Not sure I know what I am talking about but that won't stop me from speaking...

Does it make sense to define a new type of iterator that can skip to the next sub-sequence when the current is complete?

Using Java and Integer example syntax, the client code looks like the following:

Iterator2<Integer> iter = getSequencences(someCollection, someCriteria)
while (iter.hasNextSequence())
{
  iter.nextSequence();
  while (iter.hasNext())
  {
    Integer i = iter.next();
  }
}

*ducks*

Hemal Pandya
A: 

By working directly with the enumerator it is possible to produce fully deferred results.

I'd probably use the version presented by Garry and Jon as it is simpler and gets the job done, but this was fun to write.

public static class Program
{
    static IEnumerable<IEnumerable<T>>
        GetSequences<T>(this IEnumerable<T> source, Func<T, bool> selector)
    {
        var enumerator = source.GetEnumerator();
        while (enumerator.MoveNext())
            if (selector(enumerator.Current))
                yield return TakeWhile(enumerator, selector);
        yield break;
    }

    static IEnumerable<T> 
        TakeWhile<T>(IEnumerator<T> enumerator, Func<T, bool> selector)
    {
        do
        {
            yield return enumerator.Current;
        } while (enumerator.MoveNext() && selector(enumerator.Current));
        yield break;
    }

    static void Main()
    {
        var nums = new[] { 2, 1, 42, 0, 9, 6, 5, 3, 8 };
        var seqs = nums.GetSequences(i => i < 6);

        Console.WriteLine(string.Join(",", seqs.Select(s =>
            string.Format("{{{0}}}",
                string.Join(",", s.Select(i => i.ToString()).ToArray())
            )).ToArray()));
    }
}
Leaf Garland
That suffers the same problem as the original though - you're still using a single enumerator. That relies on the caller iterating through the returned sequences at exactly the expected times, which isn't very robust.
Jon Skeet
A: 

You could exploit the fact that GroupBy will run through the items sequentially.

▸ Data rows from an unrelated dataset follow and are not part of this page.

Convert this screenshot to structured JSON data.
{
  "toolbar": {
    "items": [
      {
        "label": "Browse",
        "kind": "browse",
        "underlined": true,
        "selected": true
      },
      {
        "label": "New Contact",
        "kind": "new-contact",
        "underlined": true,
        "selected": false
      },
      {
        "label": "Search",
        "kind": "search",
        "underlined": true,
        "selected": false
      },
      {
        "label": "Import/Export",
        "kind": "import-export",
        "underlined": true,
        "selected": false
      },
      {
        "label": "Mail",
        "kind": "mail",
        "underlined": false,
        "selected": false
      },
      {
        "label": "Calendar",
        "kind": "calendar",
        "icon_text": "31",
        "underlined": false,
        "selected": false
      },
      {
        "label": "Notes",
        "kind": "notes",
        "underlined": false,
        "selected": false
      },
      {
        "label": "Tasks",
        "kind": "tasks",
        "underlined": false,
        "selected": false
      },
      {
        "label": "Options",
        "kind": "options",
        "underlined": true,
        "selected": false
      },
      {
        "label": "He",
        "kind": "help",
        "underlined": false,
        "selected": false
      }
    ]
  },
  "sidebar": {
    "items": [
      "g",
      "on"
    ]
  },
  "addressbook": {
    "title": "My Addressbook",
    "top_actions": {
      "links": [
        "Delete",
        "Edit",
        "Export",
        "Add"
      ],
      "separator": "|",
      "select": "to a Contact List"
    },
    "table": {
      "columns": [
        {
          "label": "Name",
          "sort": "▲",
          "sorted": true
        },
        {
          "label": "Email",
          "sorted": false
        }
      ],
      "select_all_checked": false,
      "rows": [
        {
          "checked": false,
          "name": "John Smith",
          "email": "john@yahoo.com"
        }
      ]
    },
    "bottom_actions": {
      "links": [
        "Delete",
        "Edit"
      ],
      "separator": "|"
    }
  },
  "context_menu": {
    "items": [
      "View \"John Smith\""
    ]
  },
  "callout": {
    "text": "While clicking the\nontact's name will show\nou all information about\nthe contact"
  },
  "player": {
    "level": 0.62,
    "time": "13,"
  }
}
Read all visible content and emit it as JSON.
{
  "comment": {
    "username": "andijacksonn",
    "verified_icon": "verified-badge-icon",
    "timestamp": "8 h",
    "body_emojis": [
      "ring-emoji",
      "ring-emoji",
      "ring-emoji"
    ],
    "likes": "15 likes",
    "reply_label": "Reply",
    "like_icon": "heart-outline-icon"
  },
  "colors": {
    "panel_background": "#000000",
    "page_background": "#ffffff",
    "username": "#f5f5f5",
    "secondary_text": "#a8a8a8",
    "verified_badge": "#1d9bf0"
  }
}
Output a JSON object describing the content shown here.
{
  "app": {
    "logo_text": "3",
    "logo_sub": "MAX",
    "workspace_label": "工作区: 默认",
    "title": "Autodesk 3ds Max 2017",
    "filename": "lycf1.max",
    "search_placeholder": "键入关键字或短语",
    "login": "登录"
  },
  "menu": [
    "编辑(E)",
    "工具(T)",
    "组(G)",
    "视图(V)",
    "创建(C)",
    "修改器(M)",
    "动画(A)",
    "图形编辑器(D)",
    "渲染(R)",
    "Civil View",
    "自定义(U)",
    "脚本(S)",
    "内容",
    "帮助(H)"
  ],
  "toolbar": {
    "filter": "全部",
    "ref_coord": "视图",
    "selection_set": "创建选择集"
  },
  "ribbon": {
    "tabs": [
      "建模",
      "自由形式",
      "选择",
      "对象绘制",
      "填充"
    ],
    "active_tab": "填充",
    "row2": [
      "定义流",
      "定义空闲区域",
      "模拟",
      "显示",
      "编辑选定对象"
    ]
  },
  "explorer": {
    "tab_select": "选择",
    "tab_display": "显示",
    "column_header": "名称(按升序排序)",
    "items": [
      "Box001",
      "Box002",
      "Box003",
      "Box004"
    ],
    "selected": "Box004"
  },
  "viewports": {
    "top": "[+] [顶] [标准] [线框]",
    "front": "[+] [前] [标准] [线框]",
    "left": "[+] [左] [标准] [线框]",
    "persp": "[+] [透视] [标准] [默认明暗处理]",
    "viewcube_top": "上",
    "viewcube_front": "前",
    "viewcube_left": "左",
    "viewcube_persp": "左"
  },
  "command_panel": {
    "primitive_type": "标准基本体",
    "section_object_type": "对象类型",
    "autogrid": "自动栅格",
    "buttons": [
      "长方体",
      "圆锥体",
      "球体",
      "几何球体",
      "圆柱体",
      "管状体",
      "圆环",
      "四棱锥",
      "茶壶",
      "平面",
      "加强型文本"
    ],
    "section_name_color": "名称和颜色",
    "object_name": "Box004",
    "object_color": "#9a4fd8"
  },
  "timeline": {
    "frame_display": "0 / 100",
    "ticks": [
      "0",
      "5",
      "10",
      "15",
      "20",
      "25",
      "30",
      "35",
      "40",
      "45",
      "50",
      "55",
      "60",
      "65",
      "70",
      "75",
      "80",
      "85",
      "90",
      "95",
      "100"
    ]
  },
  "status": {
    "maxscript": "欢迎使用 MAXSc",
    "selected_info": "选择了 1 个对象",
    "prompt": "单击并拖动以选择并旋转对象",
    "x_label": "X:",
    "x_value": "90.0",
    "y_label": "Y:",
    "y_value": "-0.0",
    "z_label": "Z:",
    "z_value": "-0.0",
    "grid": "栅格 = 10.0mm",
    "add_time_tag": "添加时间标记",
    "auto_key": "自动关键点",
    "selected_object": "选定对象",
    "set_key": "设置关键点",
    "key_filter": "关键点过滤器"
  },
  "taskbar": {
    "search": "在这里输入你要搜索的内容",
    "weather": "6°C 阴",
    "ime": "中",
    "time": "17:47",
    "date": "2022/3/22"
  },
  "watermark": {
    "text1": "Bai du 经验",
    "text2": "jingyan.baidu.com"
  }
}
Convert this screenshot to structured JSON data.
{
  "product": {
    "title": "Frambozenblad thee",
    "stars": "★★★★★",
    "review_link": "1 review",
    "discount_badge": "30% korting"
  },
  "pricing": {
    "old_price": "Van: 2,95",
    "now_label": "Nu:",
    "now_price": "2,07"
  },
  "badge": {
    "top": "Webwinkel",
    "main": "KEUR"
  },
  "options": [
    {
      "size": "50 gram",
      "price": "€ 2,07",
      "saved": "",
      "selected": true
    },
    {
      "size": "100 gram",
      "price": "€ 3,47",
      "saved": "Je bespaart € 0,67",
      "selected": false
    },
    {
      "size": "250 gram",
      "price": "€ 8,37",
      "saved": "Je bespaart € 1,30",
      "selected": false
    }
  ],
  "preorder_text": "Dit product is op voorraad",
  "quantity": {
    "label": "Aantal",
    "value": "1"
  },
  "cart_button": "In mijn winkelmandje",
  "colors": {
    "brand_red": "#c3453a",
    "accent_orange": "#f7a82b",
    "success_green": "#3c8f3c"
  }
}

    public static IEnumerable<IEnumerable<T>> GetSequences<T>
      (this IEnumerable<T> source, Func<T, bool> predicate)
    {
        bool flag = false;
        int id = 0;
        return source.GroupBy(x =>
            {
                bool match = predicate(x);
                if (match != flag)
                {
                    id += 1;
                    flag = match;
                }
                return new { keep = match, id = id };
            })
            .Where(g => g.Key.keep)
            .Select(g => g.AsEnumerable());
    }

Here's a test method:

    public static void Test1()
    {
        List<int> myList = new List<int>() {2,1,42,0,9,6,5,3,8};

        foreach (var g in myList.GetSequences(i => i < 6))
        {
            Console.WriteLine("g");
            foreach (int i in g)
            {
                Console.WriteLine(i);
            }
        }
    }
David B